Plural news and views on Sudan

Sudan government, southern rebels days away from peace pact: reports

KHARTOUM, May 5 (AFP) — The Sudanese government and the main southern rebel group have reached agreement on key issues that have up been barring the way to an accord to end Africa’s longest civil war, press reports said here Wednesday.

Amin Hassan Omar, a member of the government team at peace talks with the Sudan People’s Liberation Army (SPLA) in the Kenyan Rift Valley town, Naivasha, told the independent Al-Hayat newspaper that “the two parties reached an accord on the capital” and other issues.

He added that he expected a “framework agreement to be signed in the next three days.”

Sudan’s Vice President Ali Osman Taha and SPLA leader John Garang resumed talks in Kenya last week to try to reach agreement on the remaining issues barring the way to peace.

The key issue on the agenda was the status of Khartoum during a six-year transition period, when the city will serve as joint capital before a referendum on self-determination is held for the south.

Another independent Sudanese daily, Al-Ayam, on Wednesday quoted an unnamed SPLA official at the talks in Naivasha as saying the two sides had reached agreement on the legislative status of Khartoum.

The capital would remain under Islamic law but non-Muslims would be exempt from Islamic punishment, the official told Al-Ayam.

The official also said the two sides agreed on the structure of the security forces and the executive. Garang would be first vice president to President Omar al-Beshir and a second vice president will be appointed by the ruling National Congress Party, the paper quoted him as saying.

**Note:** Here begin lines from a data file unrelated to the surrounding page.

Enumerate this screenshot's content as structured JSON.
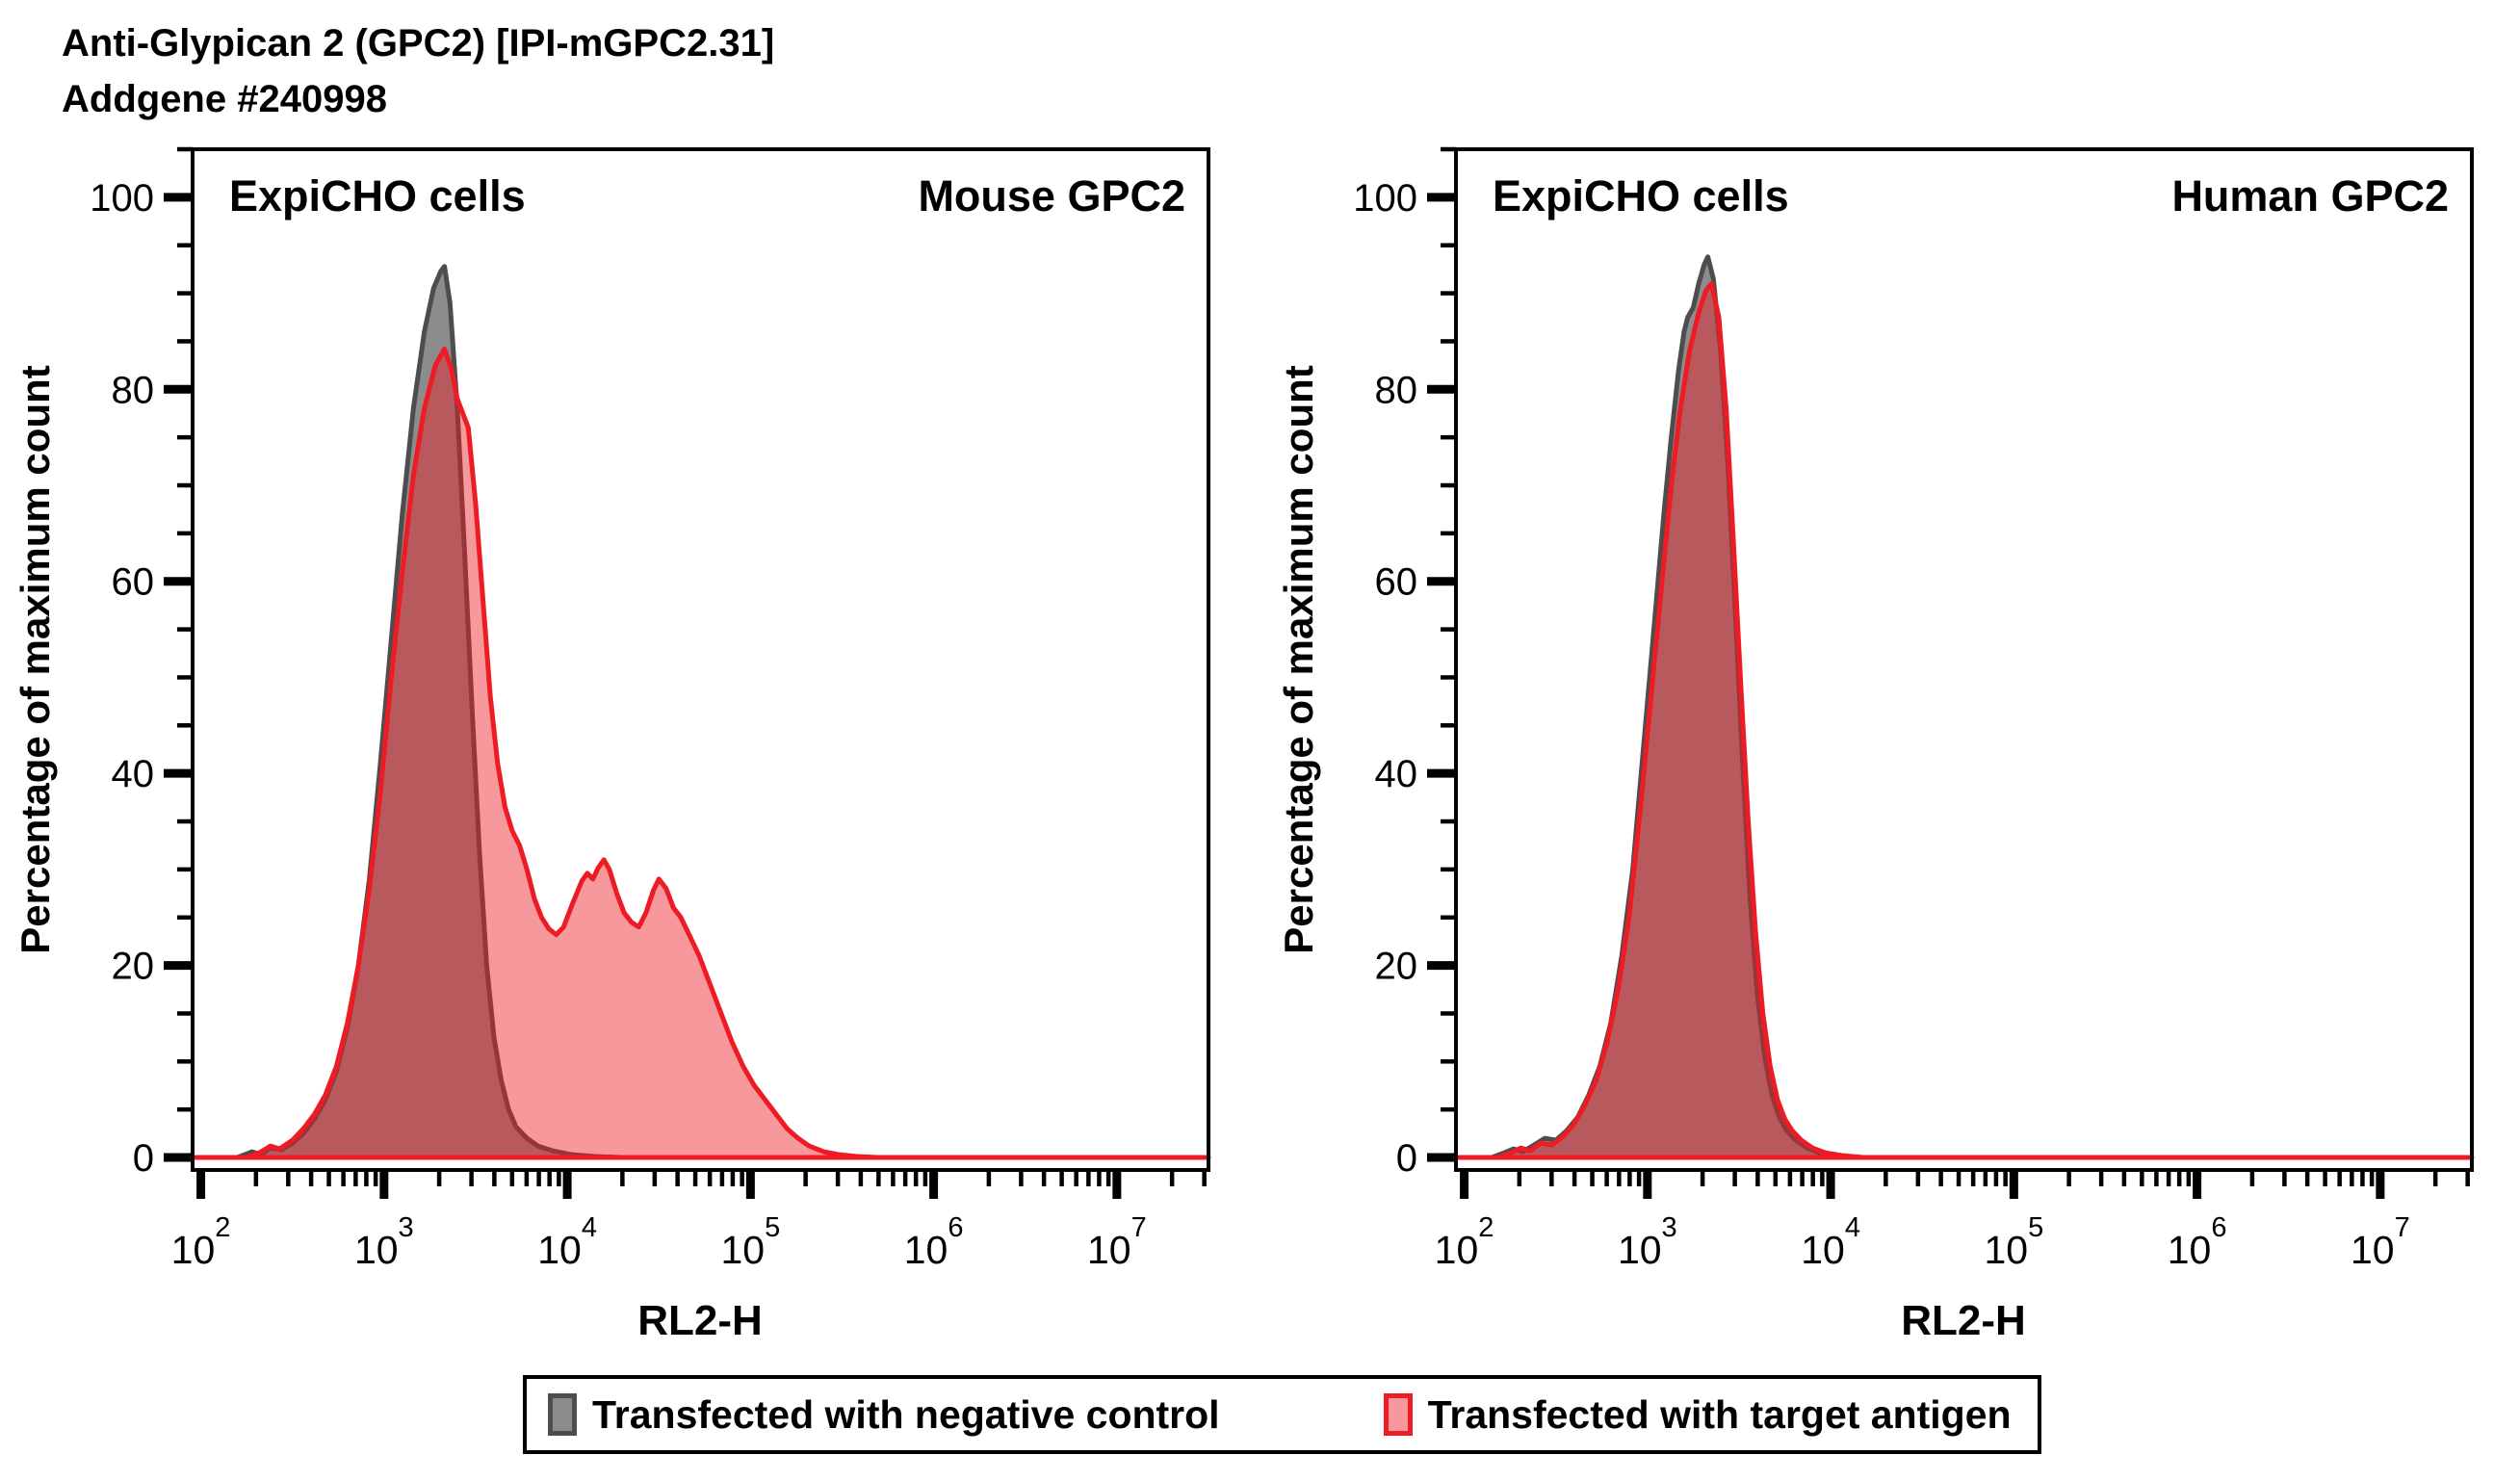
{
  "title": {
    "line1": "Anti-Glypican 2 (GPC2) [IPI-mGPC2.31]",
    "line2": "Addgene #240998"
  },
  "legend": {
    "items": [
      {
        "label": "Transfected with negative control",
        "fill": "#8c8c8c",
        "stroke": "#4d4d4d"
      },
      {
        "label": "Transfected with target antigen",
        "fill": "#f7999c",
        "stroke": "#ed1c24"
      }
    ]
  },
  "chart_data": [
    {
      "type": "area",
      "panel": "left",
      "label_left": "ExpiCHO cells",
      "label_right": "Mouse GPC2",
      "xlabel": "RL2-H",
      "ylabel": "Percentage of maximum count",
      "x_scale": "log10",
      "xlim_log10": [
        1.955,
        7.5
      ],
      "x_major_decades": [
        2,
        3,
        4,
        5,
        6,
        7
      ],
      "ylim": [
        -1.3,
        105
      ],
      "y_ticks": [
        0,
        20,
        40,
        60,
        80,
        100
      ],
      "y_minor_step": 5,
      "grid": false,
      "series": [
        {
          "name": "Transfected with negative control",
          "fill": "rgba(70,70,70,0.62)",
          "stroke": "#4d4d4d",
          "stroke_width": 5,
          "points": [
            [
              1.955,
              0
            ],
            [
              2.2,
              0
            ],
            [
              2.28,
              0.6
            ],
            [
              2.33,
              0.3
            ],
            [
              2.38,
              1.0
            ],
            [
              2.44,
              0.8
            ],
            [
              2.5,
              1.5
            ],
            [
              2.56,
              2.5
            ],
            [
              2.62,
              4
            ],
            [
              2.68,
              6
            ],
            [
              2.74,
              9
            ],
            [
              2.8,
              13.5
            ],
            [
              2.86,
              20
            ],
            [
              2.92,
              29
            ],
            [
              2.98,
              41
            ],
            [
              3.04,
              54
            ],
            [
              3.1,
              67
            ],
            [
              3.16,
              78
            ],
            [
              3.22,
              86
            ],
            [
              3.27,
              90.5
            ],
            [
              3.31,
              92.3
            ],
            [
              3.33,
              92.8
            ],
            [
              3.36,
              89
            ],
            [
              3.4,
              78
            ],
            [
              3.44,
              63
            ],
            [
              3.48,
              47
            ],
            [
              3.52,
              32
            ],
            [
              3.56,
              20
            ],
            [
              3.6,
              12.5
            ],
            [
              3.64,
              8
            ],
            [
              3.68,
              5
            ],
            [
              3.72,
              3.2
            ],
            [
              3.78,
              2
            ],
            [
              3.84,
              1.2
            ],
            [
              3.92,
              0.7
            ],
            [
              4.02,
              0.3
            ],
            [
              4.15,
              0.1
            ],
            [
              4.3,
              0
            ],
            [
              7.5,
              0
            ]
          ]
        },
        {
          "name": "Transfected with target antigen",
          "fill": "rgba(237,28,36,0.45)",
          "stroke": "#ed1c24",
          "stroke_width": 5,
          "points": [
            [
              1.955,
              0
            ],
            [
              2.25,
              0
            ],
            [
              2.32,
              0.5
            ],
            [
              2.38,
              1.2
            ],
            [
              2.43,
              0.9
            ],
            [
              2.5,
              1.8
            ],
            [
              2.56,
              3
            ],
            [
              2.62,
              4.5
            ],
            [
              2.68,
              6.5
            ],
            [
              2.74,
              9.5
            ],
            [
              2.8,
              14
            ],
            [
              2.86,
              20
            ],
            [
              2.92,
              28
            ],
            [
              2.98,
              38
            ],
            [
              3.04,
              50
            ],
            [
              3.1,
              61
            ],
            [
              3.16,
              71
            ],
            [
              3.22,
              78
            ],
            [
              3.28,
              82.5
            ],
            [
              3.33,
              84.2
            ],
            [
              3.37,
              82
            ],
            [
              3.4,
              79
            ],
            [
              3.43,
              77.5
            ],
            [
              3.46,
              76
            ],
            [
              3.5,
              68
            ],
            [
              3.54,
              58
            ],
            [
              3.58,
              48
            ],
            [
              3.62,
              41
            ],
            [
              3.66,
              36.5
            ],
            [
              3.7,
              34
            ],
            [
              3.74,
              32.5
            ],
            [
              3.78,
              30
            ],
            [
              3.82,
              27
            ],
            [
              3.86,
              25
            ],
            [
              3.9,
              23.8
            ],
            [
              3.94,
              23.2
            ],
            [
              3.98,
              24
            ],
            [
              4.03,
              26.5
            ],
            [
              4.08,
              28.8
            ],
            [
              4.11,
              29.6
            ],
            [
              4.14,
              29
            ],
            [
              4.17,
              30.2
            ],
            [
              4.2,
              31
            ],
            [
              4.23,
              30
            ],
            [
              4.27,
              27.5
            ],
            [
              4.31,
              25.5
            ],
            [
              4.35,
              24.5
            ],
            [
              4.39,
              24
            ],
            [
              4.43,
              25.5
            ],
            [
              4.47,
              27.8
            ],
            [
              4.5,
              29
            ],
            [
              4.54,
              28
            ],
            [
              4.58,
              26
            ],
            [
              4.62,
              25
            ],
            [
              4.67,
              23
            ],
            [
              4.72,
              21
            ],
            [
              4.78,
              18
            ],
            [
              4.84,
              15
            ],
            [
              4.9,
              12
            ],
            [
              4.96,
              9.5
            ],
            [
              5.02,
              7.5
            ],
            [
              5.08,
              6
            ],
            [
              5.14,
              4.5
            ],
            [
              5.2,
              3
            ],
            [
              5.26,
              2
            ],
            [
              5.32,
              1.2
            ],
            [
              5.4,
              0.6
            ],
            [
              5.48,
              0.3
            ],
            [
              5.58,
              0.1
            ],
            [
              5.7,
              0
            ],
            [
              7.5,
              0
            ]
          ]
        }
      ]
    },
    {
      "type": "area",
      "panel": "right",
      "label_left": "ExpiCHO cells",
      "label_right": "Human GPC2",
      "xlabel": "RL2-H",
      "ylabel": "Percentage of maximum count",
      "x_scale": "log10",
      "xlim_log10": [
        1.955,
        7.5
      ],
      "x_major_decades": [
        2,
        3,
        4,
        5,
        6,
        7
      ],
      "ylim": [
        -1.3,
        105
      ],
      "y_ticks": [
        0,
        20,
        40,
        60,
        80,
        100
      ],
      "y_minor_step": 5,
      "grid": false,
      "series": [
        {
          "name": "Transfected with negative control",
          "fill": "rgba(70,70,70,0.62)",
          "stroke": "#4d4d4d",
          "stroke_width": 5,
          "points": [
            [
              1.955,
              0
            ],
            [
              2.15,
              0
            ],
            [
              2.22,
              0.5
            ],
            [
              2.27,
              0.9
            ],
            [
              2.32,
              0.6
            ],
            [
              2.38,
              1.3
            ],
            [
              2.44,
              2
            ],
            [
              2.5,
              1.8
            ],
            [
              2.56,
              2.8
            ],
            [
              2.62,
              4.2
            ],
            [
              2.68,
              6.5
            ],
            [
              2.74,
              9.5
            ],
            [
              2.8,
              14
            ],
            [
              2.86,
              21
            ],
            [
              2.92,
              30
            ],
            [
              2.98,
              43
            ],
            [
              3.04,
              56
            ],
            [
              3.09,
              67
            ],
            [
              3.13,
              75
            ],
            [
              3.17,
              82
            ],
            [
              3.2,
              86
            ],
            [
              3.22,
              87.5
            ],
            [
              3.25,
              88.5
            ],
            [
              3.28,
              91
            ],
            [
              3.31,
              93
            ],
            [
              3.33,
              93.8
            ],
            [
              3.36,
              91.5
            ],
            [
              3.4,
              84
            ],
            [
              3.44,
              72
            ],
            [
              3.48,
              57
            ],
            [
              3.52,
              41
            ],
            [
              3.56,
              27
            ],
            [
              3.6,
              17
            ],
            [
              3.64,
              10.5
            ],
            [
              3.68,
              6.5
            ],
            [
              3.72,
              4.2
            ],
            [
              3.76,
              2.8
            ],
            [
              3.81,
              1.8
            ],
            [
              3.87,
              1.0
            ],
            [
              3.94,
              0.5
            ],
            [
              4.03,
              0.2
            ],
            [
              4.15,
              0
            ],
            [
              7.5,
              0
            ]
          ]
        },
        {
          "name": "Transfected with target antigen",
          "fill": "rgba(237,28,36,0.45)",
          "stroke": "#ed1c24",
          "stroke_width": 5,
          "points": [
            [
              1.955,
              0
            ],
            [
              2.18,
              0
            ],
            [
              2.25,
              0.4
            ],
            [
              2.31,
              1.0
            ],
            [
              2.36,
              0.7
            ],
            [
              2.42,
              1.5
            ],
            [
              2.48,
              1.3
            ],
            [
              2.54,
              2.2
            ],
            [
              2.6,
              3.5
            ],
            [
              2.66,
              5.5
            ],
            [
              2.72,
              8
            ],
            [
              2.78,
              12
            ],
            [
              2.84,
              17.5
            ],
            [
              2.9,
              25
            ],
            [
              2.96,
              36
            ],
            [
              3.02,
              48
            ],
            [
              3.08,
              60
            ],
            [
              3.13,
              70
            ],
            [
              3.18,
              78
            ],
            [
              3.23,
              84
            ],
            [
              3.28,
              88
            ],
            [
              3.32,
              90.3
            ],
            [
              3.35,
              91
            ],
            [
              3.39,
              87.5
            ],
            [
              3.43,
              78
            ],
            [
              3.47,
              64
            ],
            [
              3.51,
              49
            ],
            [
              3.55,
              35
            ],
            [
              3.59,
              23.5
            ],
            [
              3.63,
              15
            ],
            [
              3.67,
              9.5
            ],
            [
              3.71,
              6
            ],
            [
              3.75,
              4
            ],
            [
              3.79,
              2.8
            ],
            [
              3.84,
              1.8
            ],
            [
              3.9,
              1.0
            ],
            [
              3.97,
              0.5
            ],
            [
              4.06,
              0.2
            ],
            [
              4.18,
              0
            ],
            [
              7.5,
              0
            ]
          ]
        }
      ]
    }
  ]
}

Al-Ayam also said Garang had told his delegation on Tuesday that an accord on the “remaining issues” barring the way to peace in the 20-year war would be reached by Monday.

If no agreement was reached by then, the current round of talks, which began in September 2003, would be adjourned and resumed after a week, the paper said.

It also reported that Garang told rebel delegates that the outstanding issues included the share of each side in a national parliament and government, participation of other political parties, and power-sharing in the southern Blue Nile and Nuba Mountains.

In previous rounds, the two sides have agreed to equally share resources, notably oil revenue, and Khartoum agreed to withdraw its troops from southern positions to pave way for the creation of integrated army units.

The war in Sudan erupted in 1983, when the south, where most people observe Christianity and traditional religions, took up arms to end domination by the wealthier Muslim and Arabised north.

The conflict, coupled by recurrent famine and diseases, has claimed at least 1.5 million lives and sent more than four million others fleeing from their homelands.

A separate conflict that broke out in the western Darfur region in February last year has claimed at least 10,000 lives and displaced hundreds of thousands. The conflict pits rebels against the Sudanese army and allied militia groups.